Malgré tout, il n’existe pas de définition claire de ce que sont ces « zones de ressourcement ». Ainsi, dans certains cas, les chercheurs s’attardent davantage au niveau d’intensité sonore, alors que, pour d’autres, il s’agit plutôt de la nature des sons que l’on retrouve dans ces zones. « Des fois, il suffit de pouvoir entendre les oiseaux ou le bruit d’une fontaine, décrit la jeune femme. Et dans d’autres cas encore, c’est l’effet de contraste par rapport à l’environnement sonore ambiant qui compte… Car il ne faut pas l’oublier, la notion de calme est souvent subjective, elle peut donc varier d’un individu à l’autre en fonction de sa propre relation avec le bruit. »
Priorité politique ?
Au Québec, les pouvoirs publics ont longtemps fait la sourde oreille face au bruit environnemental. Malgré tout, on remarque, depuis environ une décennie, une plus grande mobilisation de la part des citoyens vis-à-vis de ces bruyantes questions et donc, par conséquent, une sensibilité accrue de la part des élus et des fonctionnaires.
Ainsi, depuis déjà quelques années, la Ville de Montréal s’attache à mieux documenter les effets du bruit environnemental sur les populations et à définir les meilleurs moyens de les apaiser ; une volonté qui a d’ailleurs été réaffirmée par l’administration Plante lors de son élection en 2017. À ce sujet, la Ville devrait d’ailleurs mettre sur pied un Observatoire du bruit dans un avenir rapproché.
Dans un même ordre d’idées, le ministère de la Santé et des Services sociaux travaille depuis 2013 à développer «une gestion cohérente du bruit environnemental » pour l’ensemble de la province et à « documenter les impacts [de ce dernier] sur la santé humaine». Des efforts qui, concrètement, ont amené l’Institut national de santé publique du Québec (INSPQ) à publier, en septembre dernier, un guide des Meilleures pratiques d’aménagement pour prévenir les effets du bruit environnemental sur la santé et la qualité de vie, dans lequel figurent justement les zones calmes.
Mesure transitoire
Ces dernières ne doivent toutefois pas être perçues comme une panacée, tempère Richard Martin, de l’INSPQ. « En fait, il ne faut pas s’arrêter à ça, insiste le conseiller scientifique à la Direction de la santé environnementale. Ces zones, bien qu’essentielles à mon avis, doivent agir de manière temporaire. En gros, elles nous permettent d’atténuer les effets du bruit en attendant de pouvoir intervenir sur ses sources. Les municipalités doivent s’en servir comme moyen de transition ! »
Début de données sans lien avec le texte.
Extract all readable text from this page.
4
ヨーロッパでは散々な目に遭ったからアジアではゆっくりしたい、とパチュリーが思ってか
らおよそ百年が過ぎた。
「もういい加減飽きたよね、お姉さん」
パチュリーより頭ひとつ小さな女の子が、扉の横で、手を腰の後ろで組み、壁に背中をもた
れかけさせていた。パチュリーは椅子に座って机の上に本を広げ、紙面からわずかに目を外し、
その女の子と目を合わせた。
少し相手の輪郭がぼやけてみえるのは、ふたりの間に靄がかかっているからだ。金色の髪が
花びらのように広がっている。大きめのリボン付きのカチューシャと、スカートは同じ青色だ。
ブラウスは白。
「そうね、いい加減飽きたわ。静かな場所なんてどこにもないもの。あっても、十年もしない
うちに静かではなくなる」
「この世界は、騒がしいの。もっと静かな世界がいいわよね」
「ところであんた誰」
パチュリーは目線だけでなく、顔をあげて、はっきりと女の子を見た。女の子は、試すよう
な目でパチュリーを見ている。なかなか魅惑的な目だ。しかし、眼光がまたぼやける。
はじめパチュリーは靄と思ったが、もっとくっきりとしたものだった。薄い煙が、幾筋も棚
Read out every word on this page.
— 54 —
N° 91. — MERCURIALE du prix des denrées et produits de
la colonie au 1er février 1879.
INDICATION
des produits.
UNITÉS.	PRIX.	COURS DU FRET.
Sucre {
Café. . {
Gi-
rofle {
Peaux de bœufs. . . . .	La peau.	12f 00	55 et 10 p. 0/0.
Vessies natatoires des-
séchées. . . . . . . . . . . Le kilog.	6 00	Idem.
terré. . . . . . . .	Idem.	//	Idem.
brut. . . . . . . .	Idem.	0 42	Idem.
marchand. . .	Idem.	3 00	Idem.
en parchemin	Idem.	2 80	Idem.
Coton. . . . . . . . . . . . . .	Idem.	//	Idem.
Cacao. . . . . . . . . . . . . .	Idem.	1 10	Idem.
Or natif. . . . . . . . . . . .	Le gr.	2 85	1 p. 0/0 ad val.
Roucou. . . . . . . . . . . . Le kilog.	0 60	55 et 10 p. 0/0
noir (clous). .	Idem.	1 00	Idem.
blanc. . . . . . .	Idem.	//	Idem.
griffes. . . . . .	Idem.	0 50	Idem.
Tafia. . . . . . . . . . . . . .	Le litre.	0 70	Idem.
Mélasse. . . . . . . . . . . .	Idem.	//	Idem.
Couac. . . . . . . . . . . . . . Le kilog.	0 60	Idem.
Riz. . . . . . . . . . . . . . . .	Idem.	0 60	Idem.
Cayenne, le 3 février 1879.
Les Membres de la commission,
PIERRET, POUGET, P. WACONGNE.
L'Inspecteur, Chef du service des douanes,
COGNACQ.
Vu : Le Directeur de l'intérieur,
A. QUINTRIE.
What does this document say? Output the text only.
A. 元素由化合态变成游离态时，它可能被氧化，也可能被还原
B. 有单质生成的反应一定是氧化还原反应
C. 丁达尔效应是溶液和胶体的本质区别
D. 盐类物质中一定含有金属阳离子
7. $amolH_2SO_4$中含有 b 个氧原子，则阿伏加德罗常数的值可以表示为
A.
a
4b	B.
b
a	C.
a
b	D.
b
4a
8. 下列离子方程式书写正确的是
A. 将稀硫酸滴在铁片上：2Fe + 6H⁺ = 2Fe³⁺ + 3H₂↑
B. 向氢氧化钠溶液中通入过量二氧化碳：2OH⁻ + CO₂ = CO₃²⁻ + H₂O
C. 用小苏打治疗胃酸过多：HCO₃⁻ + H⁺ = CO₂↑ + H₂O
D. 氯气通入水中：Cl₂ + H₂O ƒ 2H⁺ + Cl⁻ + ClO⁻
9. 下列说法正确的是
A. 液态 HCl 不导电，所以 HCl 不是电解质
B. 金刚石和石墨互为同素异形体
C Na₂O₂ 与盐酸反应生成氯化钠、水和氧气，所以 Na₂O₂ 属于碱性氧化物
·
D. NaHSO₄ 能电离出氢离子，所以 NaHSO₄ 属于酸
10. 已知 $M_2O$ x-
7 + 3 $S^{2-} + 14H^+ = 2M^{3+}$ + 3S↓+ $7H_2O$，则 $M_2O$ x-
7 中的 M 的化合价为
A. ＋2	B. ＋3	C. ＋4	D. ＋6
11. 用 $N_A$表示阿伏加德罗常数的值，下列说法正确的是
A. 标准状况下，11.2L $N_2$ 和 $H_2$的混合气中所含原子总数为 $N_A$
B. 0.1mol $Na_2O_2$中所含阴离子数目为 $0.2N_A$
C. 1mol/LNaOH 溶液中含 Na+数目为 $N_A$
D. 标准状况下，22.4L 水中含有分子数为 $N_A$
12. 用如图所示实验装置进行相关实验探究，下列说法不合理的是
Il faut toutefois faire preuve de prudence lorsqu’on parle de créer de nouvelles zones calmes pour éviter de contribuer à l’embourgeoisement des quartiers, avance pour sa part Philippe Apparicio, de l’INRS. « On revient toujours à ça, déplore le chercheur en laissant échapper un soupir. Et ce n’est pas propre au bruit; je vous rappelle qu’on a déjà observé des effets similaires lors de l’ajout de pistes cyclables ou de nouveaux espaces verts… C’est dommage, mais à l’heure actuelle, quand on décide d’agir sur des vecteurs d’iniquité environnementale, on se bute souvent au fait qu’en améliorant la qualité de vie dans certains milieux, on rend ces mêmes secteurs plus intéressants. Il est donc essentiel de trouver un équilibre pour que les vrais gagnants de ces interventions soient ceux qui en ont réellement besoin. »
Ces zones, bien qu’essentielles à mon avis, doivent agir de manière temporaire. En gros, elles nous permettent d’atténuer les effets du bruit en attendant de pouvoir intervenir sur ses sources.